Calculating mean and standard deviation with std.algorithm.reduce
Joseph Rushton Wakeling
joseph.wakeling at webdrake.net
Wed Feb 13 06:59:49 PST 2013
On 02/13/2013 03:48 PM, FG wrote:
> You can use reduce and put the division and subtraction into the reduce itself
> to prevent overflows.
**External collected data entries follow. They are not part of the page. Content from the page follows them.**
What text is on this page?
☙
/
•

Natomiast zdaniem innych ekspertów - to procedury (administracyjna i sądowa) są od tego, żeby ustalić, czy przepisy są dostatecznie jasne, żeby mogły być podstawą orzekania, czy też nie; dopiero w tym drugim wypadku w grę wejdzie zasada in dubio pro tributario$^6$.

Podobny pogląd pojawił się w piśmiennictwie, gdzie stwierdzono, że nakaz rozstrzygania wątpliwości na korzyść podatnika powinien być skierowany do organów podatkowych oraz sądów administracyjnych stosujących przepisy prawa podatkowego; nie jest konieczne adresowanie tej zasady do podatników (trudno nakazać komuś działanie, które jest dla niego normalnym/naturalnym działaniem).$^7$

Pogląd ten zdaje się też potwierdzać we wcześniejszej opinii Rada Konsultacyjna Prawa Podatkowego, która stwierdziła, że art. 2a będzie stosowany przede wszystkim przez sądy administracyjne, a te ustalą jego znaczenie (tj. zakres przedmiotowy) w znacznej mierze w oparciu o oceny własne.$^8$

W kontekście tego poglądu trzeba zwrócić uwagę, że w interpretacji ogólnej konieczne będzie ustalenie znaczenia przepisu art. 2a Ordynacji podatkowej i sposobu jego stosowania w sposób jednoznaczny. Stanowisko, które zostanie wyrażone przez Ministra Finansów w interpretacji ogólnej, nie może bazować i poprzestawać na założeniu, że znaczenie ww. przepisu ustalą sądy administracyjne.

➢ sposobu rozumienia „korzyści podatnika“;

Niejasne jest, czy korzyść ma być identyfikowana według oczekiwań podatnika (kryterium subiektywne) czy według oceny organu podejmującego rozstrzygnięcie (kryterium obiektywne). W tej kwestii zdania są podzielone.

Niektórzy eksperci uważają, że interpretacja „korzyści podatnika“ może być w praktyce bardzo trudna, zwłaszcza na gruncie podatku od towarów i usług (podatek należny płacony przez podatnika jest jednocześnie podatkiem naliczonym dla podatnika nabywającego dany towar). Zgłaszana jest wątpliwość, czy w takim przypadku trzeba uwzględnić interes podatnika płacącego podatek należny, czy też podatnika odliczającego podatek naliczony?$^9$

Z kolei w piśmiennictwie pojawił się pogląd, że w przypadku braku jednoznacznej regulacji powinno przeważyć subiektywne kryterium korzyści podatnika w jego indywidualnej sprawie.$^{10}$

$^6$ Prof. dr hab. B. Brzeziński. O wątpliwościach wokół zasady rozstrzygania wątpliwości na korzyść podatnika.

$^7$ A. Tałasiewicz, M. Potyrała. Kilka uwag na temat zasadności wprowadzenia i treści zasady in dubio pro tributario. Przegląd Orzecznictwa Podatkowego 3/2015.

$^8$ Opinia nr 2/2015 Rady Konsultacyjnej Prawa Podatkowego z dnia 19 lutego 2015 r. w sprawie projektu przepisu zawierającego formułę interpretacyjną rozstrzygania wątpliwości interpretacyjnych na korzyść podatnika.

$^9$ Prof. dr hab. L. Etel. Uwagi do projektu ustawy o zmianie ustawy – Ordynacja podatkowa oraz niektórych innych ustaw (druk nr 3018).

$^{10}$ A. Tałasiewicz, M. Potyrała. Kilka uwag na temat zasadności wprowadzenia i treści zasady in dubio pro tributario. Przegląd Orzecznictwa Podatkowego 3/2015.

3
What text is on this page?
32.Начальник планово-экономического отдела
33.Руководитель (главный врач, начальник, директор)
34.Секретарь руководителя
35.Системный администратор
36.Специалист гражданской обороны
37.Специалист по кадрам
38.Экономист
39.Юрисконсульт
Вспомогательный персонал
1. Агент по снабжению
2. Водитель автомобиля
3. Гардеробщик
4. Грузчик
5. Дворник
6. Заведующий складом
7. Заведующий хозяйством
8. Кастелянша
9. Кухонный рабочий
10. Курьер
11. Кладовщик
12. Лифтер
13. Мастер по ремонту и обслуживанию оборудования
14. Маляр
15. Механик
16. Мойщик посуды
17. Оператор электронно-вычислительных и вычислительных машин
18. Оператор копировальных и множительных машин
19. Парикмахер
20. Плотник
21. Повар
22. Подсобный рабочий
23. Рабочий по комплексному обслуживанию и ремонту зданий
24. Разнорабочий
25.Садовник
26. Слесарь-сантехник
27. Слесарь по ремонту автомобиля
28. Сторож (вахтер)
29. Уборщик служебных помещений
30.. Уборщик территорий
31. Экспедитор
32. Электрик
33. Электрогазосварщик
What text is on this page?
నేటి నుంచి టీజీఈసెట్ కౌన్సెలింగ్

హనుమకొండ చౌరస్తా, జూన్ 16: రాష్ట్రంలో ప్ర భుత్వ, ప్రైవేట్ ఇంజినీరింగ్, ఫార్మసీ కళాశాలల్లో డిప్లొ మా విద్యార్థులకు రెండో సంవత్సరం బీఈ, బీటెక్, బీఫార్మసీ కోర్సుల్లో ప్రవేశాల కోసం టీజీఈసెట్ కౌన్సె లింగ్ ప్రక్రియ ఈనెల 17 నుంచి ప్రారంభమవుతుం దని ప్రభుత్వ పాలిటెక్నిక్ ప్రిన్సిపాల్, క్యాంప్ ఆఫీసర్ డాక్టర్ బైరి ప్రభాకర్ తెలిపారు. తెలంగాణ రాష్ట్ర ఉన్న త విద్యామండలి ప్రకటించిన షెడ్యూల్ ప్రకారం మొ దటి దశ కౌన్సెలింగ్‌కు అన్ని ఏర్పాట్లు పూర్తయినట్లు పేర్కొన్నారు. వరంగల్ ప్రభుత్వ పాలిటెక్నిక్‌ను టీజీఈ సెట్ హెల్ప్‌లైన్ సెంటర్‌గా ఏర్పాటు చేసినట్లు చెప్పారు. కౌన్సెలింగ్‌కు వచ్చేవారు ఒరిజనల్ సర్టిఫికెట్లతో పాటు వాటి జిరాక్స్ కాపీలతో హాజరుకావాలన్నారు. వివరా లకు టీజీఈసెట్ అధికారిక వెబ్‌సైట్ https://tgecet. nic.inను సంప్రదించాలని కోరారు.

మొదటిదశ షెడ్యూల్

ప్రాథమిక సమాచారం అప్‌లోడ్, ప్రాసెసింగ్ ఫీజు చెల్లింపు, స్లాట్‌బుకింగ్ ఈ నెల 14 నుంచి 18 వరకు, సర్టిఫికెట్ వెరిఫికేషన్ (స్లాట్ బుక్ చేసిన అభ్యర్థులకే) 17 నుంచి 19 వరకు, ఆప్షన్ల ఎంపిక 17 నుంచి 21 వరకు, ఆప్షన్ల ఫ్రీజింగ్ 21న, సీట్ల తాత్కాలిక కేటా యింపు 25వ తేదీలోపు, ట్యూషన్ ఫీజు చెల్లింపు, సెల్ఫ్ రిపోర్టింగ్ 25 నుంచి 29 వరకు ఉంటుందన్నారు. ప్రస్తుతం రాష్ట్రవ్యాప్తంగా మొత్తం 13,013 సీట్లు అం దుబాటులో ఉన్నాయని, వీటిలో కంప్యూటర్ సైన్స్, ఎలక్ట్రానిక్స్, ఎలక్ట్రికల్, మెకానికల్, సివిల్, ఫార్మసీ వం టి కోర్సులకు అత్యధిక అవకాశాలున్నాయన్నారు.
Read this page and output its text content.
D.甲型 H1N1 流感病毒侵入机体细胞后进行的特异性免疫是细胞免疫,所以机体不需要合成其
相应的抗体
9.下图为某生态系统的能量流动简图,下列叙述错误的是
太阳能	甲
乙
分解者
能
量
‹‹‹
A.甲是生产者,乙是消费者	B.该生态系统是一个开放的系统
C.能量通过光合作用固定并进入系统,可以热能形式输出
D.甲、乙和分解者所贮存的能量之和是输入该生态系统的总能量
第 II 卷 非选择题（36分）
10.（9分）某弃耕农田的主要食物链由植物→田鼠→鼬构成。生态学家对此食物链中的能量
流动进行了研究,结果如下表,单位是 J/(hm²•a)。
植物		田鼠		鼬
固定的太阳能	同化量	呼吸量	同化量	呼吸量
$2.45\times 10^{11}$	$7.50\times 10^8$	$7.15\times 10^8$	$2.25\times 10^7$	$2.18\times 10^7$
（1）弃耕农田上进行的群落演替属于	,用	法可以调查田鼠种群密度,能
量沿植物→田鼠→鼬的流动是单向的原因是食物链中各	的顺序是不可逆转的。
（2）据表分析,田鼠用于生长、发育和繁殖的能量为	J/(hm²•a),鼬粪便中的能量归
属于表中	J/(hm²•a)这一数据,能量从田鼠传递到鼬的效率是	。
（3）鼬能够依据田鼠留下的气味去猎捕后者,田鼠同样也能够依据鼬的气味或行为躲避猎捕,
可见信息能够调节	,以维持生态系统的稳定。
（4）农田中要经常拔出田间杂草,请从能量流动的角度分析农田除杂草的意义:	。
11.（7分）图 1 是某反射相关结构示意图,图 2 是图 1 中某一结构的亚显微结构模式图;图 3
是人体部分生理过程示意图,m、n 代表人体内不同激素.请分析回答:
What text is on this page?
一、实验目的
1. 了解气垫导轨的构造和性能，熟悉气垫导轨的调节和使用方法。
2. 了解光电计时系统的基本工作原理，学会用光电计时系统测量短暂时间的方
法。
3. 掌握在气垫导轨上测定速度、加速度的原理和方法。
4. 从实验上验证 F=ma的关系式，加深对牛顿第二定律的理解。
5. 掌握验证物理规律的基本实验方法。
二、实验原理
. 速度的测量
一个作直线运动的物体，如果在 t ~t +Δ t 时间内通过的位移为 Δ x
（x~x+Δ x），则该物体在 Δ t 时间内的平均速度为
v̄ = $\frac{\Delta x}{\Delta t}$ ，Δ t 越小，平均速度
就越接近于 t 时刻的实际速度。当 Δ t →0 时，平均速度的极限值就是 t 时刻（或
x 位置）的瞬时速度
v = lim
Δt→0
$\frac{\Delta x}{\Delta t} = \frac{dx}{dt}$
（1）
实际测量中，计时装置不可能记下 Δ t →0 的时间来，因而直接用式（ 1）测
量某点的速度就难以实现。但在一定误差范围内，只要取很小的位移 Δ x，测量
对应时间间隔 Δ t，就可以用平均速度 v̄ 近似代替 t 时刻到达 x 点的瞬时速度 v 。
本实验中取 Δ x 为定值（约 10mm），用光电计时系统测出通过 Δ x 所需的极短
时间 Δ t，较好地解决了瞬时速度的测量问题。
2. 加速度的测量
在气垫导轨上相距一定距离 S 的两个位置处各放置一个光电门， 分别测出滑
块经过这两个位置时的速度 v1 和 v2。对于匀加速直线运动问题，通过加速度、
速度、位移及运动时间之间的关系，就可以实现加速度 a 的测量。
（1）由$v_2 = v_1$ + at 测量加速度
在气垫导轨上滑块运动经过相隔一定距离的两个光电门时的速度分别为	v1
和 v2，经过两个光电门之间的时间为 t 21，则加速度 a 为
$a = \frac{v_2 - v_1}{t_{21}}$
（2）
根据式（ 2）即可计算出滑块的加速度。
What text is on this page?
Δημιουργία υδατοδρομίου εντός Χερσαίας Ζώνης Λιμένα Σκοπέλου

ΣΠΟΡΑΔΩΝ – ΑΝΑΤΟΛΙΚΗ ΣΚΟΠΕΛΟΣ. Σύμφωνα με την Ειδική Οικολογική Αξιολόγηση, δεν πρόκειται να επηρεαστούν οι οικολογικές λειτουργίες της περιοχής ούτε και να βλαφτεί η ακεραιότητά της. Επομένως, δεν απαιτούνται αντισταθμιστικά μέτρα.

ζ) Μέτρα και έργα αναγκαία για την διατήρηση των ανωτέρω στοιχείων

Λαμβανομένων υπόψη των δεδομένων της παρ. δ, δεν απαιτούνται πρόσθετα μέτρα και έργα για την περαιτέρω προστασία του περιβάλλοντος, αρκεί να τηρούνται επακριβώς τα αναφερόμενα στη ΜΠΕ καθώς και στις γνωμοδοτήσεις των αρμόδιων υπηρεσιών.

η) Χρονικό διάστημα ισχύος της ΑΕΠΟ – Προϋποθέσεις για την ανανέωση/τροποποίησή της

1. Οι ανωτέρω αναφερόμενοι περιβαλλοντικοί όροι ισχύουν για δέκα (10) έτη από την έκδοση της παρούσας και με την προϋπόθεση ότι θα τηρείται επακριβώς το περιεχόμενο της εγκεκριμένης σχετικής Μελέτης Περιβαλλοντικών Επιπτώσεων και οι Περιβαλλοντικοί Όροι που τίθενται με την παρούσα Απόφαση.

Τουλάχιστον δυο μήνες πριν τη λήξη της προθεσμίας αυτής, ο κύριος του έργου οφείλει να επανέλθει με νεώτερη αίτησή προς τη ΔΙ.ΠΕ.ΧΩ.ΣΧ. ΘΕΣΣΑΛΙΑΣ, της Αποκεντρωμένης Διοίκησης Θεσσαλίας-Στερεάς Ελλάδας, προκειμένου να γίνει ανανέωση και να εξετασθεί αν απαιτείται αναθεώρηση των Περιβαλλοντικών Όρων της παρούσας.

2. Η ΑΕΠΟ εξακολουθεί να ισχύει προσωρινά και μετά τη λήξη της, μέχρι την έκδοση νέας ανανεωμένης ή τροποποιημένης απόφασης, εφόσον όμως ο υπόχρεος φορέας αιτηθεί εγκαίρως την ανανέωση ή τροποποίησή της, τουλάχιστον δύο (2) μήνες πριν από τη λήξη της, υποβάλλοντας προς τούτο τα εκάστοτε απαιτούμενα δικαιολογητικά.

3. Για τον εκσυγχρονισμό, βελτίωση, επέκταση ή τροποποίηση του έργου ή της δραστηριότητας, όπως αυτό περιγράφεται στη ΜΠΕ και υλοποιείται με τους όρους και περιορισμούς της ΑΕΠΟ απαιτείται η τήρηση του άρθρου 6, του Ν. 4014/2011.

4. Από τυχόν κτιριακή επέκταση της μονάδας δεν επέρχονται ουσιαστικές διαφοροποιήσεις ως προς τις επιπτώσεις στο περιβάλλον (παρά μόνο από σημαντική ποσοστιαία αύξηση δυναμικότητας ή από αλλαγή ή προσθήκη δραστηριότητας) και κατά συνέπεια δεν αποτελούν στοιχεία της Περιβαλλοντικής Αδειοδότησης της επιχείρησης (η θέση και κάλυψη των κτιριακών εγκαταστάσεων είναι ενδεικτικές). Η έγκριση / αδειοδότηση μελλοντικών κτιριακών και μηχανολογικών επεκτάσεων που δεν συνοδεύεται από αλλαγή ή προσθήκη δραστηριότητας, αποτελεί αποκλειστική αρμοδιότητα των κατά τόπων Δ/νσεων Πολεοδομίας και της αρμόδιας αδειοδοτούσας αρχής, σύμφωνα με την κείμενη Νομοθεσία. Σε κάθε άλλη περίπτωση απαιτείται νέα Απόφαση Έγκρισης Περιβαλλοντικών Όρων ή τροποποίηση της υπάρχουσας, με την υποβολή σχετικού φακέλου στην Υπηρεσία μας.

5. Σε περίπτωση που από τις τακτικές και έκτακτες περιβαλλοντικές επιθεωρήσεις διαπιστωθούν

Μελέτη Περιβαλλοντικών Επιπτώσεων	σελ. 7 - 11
You also won't end up with jaw-dropping tuples, sorry. :)
>
> float[] a = [10_000.0f, 10_001.0f, 10_002.0f];
> auto n = a.length;
> auto avg = reduce!((a, b) => a + b / n)(0.0f, a);
> auto var = reduce!((a, b) => a + pow(b - avg, 2) / n)(0.0f, a);
> auto sd = sqrt(var);
> writeln(avg, "\t", sd);
>
> Output: 10001 0.816497
Nice :-)
The thing that's desirable about the example given in the docs is that it's a
one-pass approach to getting standard deviation (or rather, mean and standard
deviation together). Two reduce commands as you suggest is fine for small data,
but if you have something really large you'd rather compute it in one pass. You
might also have input that is not [easily] repeatable, so you _have_ to do it
online -- imagine that your input range is e.g. a file byLine (you'd prefer to
avoid parsing that twice), or input from a tape (OK, OK, old fashioned) or
perhaps data from an external source.